As we and many others have reported, the clamor to rebuild US manufacturing sectors is growing, as it is in many other countries across the globe. Much of that sentiment relates to persistently high levels of joblessness, and the belief that the decline in US manufacturing is a chief driver of high unemployment.
Not that we need a lot of proof for the belief, but nonetheless, it is interesting - if a bit depressing - to see the sad but true tail illustrated in the graphic below, from a recent article by consultants at Booz & Company, which we summarized this week. (See Turning the US Manufacturing Inflection Point in the Right Direction.)
As can be seen, until about 2000, while both direct and indirect manufacturing employment was trending down a bit, the pace of decline, largely attributable to automation and productivity gains, was very modest (average of about. -5% and -.2%, respectively).

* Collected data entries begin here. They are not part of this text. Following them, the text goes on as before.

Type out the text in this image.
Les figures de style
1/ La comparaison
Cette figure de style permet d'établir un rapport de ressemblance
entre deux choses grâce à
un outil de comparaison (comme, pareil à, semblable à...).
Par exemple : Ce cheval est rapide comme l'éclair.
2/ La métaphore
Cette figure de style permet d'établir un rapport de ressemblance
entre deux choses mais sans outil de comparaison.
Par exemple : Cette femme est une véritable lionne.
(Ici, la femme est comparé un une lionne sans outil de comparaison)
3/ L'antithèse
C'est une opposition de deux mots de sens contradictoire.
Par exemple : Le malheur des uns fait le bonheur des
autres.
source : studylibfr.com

But things have changed dramatically in the past decade. Now the trend line is averaging a decline of some 4.3% in direct production workers, and 3.4% in indirect workers.
The direct numbers took a sharp dive, as can be seen, from 2000 to 2005 - the period when China entered the WTO, and global offshoring started in earnest. Obviously the recession starting in 2008 also had a big impact, especially on direct production jobs.
On a positive note, Booz & Company believes the trend can be reversed, as labor costs become less of a determinant of where products are made in many sectors - but only if the US government and business make smart decisions.